A monumental piece of spectacular theatre
It’s one of many events in the play that are related largely as third person narrative. It’s a form that proves unrelenting and at times verges on the tedious, but it’s a device that’s at the heart of the writing by Stefano Massini and adapted by Ben Power. The story also progresses in chronological order, with the dates often being given of when things happen. Again, knowing when the big collapse occurred it’s hard not to look at the clock and think, “Have we only just reached the Civil War, the Emancipation Act, World War I, the Great Depression and so on?” The play is steeped in the passage of time and events spread over more than 170 years and they are fascinanting in themselves but, it’s primarily about a pioneering family who came to symbolise the American Dream and the individuals who fulfilled it.
It all begins in 1844, when 23-year-old Hayum Lehmann leaves Rimpar in Bavaria to settle in the USA. Immigration officials couldn't get their tongues or throats around the pronunciation of the Jewish name, so he entered the country as Henry. He went to Montgomery, Alabama and opened "H. Lehman". In 1847 his brother Emanuel joined him and it became "H. Lehman and Bro." In 1850 the youngest of the three arrived and the name finally became "Lehman Brothers". They sold dry goods, but over the years they integrated themselves into the commerce of the region and ultimately the nation.

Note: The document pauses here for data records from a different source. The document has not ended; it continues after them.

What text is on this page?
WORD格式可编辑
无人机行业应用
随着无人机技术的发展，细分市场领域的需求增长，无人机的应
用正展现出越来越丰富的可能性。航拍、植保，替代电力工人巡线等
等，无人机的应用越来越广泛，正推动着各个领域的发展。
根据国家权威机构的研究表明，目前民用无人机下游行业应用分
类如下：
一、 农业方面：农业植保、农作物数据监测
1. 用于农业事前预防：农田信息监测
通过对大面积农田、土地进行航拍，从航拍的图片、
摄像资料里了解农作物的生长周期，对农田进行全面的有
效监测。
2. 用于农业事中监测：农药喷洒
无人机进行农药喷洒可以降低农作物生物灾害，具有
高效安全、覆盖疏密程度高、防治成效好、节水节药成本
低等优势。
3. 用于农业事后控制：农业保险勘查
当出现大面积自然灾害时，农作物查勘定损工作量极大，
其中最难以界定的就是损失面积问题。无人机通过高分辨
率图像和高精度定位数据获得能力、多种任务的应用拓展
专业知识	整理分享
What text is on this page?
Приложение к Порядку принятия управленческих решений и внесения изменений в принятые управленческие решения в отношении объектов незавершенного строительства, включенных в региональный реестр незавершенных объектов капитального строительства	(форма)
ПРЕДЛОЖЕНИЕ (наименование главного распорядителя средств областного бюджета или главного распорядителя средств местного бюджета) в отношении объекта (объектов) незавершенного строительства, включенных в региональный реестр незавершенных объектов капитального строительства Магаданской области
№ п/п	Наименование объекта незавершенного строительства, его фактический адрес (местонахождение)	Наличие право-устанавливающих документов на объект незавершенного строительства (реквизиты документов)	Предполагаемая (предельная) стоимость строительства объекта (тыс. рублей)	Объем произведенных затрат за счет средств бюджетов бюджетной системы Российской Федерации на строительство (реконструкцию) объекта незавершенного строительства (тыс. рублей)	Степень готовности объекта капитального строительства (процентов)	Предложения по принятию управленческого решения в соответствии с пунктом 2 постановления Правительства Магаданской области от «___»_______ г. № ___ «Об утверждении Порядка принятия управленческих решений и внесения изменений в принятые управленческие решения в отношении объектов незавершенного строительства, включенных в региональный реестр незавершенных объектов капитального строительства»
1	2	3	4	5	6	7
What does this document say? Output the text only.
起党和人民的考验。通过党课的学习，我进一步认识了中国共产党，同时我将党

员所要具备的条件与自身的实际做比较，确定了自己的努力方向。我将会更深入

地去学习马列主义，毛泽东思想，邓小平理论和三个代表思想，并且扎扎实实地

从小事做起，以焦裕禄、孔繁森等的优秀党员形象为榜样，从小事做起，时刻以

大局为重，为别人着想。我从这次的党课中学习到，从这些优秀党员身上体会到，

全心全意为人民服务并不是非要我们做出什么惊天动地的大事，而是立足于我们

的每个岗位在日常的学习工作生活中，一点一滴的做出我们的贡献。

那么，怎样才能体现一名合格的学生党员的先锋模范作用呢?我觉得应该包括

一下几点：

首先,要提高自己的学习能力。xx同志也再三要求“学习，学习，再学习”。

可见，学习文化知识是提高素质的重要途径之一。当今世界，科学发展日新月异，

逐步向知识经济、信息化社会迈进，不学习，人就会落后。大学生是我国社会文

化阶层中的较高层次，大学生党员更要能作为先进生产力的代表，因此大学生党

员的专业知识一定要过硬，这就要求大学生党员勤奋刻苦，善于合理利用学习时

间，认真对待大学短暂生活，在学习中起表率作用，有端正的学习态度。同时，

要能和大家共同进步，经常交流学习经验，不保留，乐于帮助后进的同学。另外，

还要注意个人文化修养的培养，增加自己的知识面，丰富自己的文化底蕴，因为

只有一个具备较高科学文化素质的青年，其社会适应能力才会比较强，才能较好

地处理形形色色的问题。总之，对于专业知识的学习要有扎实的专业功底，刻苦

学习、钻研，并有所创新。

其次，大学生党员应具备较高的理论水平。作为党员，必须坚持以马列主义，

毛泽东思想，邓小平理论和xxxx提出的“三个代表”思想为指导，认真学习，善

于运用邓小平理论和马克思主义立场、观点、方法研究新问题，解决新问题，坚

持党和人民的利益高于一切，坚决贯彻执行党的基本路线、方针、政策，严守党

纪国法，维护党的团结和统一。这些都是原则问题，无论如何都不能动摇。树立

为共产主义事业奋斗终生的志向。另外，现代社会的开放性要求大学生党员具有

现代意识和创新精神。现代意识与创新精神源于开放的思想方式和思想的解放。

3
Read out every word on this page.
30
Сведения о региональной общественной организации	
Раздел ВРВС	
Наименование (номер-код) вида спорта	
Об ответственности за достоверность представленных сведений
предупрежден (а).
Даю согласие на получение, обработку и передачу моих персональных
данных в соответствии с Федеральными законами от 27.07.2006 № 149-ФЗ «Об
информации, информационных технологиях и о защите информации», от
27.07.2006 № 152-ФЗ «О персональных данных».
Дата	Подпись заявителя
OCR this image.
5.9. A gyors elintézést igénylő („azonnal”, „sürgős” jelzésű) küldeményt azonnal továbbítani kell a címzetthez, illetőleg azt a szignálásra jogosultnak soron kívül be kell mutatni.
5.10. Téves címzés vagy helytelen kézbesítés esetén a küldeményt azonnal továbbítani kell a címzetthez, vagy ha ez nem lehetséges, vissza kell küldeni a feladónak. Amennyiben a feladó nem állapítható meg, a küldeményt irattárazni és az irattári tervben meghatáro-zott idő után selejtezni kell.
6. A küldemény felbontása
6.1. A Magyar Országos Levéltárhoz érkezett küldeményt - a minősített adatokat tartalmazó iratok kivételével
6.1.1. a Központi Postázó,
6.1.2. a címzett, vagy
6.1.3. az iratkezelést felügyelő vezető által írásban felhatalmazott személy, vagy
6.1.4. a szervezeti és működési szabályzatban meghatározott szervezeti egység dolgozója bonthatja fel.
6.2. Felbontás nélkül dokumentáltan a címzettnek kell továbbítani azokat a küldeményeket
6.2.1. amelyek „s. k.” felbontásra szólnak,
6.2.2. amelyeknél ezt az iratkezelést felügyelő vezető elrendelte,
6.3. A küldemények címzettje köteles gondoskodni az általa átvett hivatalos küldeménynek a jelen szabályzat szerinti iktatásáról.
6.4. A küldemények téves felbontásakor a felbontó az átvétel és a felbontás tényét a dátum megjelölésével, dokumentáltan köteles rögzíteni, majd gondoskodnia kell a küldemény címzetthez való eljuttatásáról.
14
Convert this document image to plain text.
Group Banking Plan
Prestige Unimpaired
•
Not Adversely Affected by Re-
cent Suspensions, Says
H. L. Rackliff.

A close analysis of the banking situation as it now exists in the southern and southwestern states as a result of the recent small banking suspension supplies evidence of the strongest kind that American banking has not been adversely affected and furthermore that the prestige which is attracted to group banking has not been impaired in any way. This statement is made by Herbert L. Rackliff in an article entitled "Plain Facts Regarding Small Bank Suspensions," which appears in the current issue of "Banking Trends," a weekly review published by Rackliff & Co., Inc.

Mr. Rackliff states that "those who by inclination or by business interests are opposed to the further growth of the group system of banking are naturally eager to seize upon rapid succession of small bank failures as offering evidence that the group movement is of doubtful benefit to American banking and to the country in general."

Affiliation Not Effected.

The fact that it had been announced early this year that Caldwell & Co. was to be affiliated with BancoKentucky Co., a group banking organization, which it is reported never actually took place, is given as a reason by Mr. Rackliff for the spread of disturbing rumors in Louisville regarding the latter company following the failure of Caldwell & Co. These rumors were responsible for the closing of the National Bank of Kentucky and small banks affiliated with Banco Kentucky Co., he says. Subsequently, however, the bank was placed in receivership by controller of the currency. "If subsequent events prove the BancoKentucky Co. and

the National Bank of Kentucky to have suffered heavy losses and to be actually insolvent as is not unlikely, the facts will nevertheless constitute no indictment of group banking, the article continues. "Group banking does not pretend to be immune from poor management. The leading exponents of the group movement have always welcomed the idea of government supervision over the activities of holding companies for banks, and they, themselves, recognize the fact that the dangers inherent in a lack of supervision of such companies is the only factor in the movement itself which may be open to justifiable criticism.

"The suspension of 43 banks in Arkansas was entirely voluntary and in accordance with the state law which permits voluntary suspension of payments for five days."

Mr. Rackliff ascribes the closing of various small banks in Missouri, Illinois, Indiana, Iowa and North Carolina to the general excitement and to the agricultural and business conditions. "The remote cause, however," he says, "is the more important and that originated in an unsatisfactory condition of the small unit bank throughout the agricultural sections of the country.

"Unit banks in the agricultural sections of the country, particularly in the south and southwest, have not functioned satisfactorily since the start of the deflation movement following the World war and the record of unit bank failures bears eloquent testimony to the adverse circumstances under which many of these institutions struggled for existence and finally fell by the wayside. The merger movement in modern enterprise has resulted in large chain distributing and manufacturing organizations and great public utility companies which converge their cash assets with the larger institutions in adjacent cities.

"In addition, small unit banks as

In those early days the south equalled cotton and slavery. The Lehmans invented the idea of the ‘middle man’. At the time multiple plantations sold to numerous manufacturers. They saw a way to streamline the process; they would buy from all the producers and then from one company the textile industry could buy from them. En route the they made money from a simple buying and selling procedure. That they owned three male and four female slaves ranging in age from 5 to 50 in a state where 45% of the population consisted of slaves is not an issue the play concerns itself with. Indeed the morality of any of their actions is not the concern of the play; its simply reports on the millions it made from arms sales, their profits from war and reconstruction and the billions involved in the dubious subprime mortgage market that led to their downfall. Meanwhile the generations come and go and the mindset of the family becomes entrepreneurially that of the USA. The company moves into banking and the broader field of finance
Interwoven between all the narrative from Michael Balogun, Hadley Fraser and Nigel Lindsay, are some often amusing and delightfully performed cameos. In addition to ‘being’ the brothers and the offspring that followed, they appear as immigration officials, wives, girlfriends, rabbis, other bankers, merchants and many others whose stories impact upon their lives. These performances are from men at the top of their game, entirely comfortable in a lengthy play which gives them no respite and is tightly held together by bold direction from Sam Mendes. The perspex office set by Es Devlin is a work of minimalist art, perched on the revolve that takes us from one location to another as the actors weave their way through doors. Behind it the vast, curved cyclorama defines locations and moods with stunning imagery from video designer Luke Halls that harmonises with lighting by Jon Clark and composition and sound design from Nick Powell. A delightful touch is the piano accompaniment, rather in the style of the silent movies, played by Yshani Perinpanayagam, that adds to the momentum of the piece.
The Lehman Trilogy is a monumental piece of spectacular theatre in which everything is on the grand scale. Rather like the family, one suspects it will go down in the annals of history, though without an ultimate demise.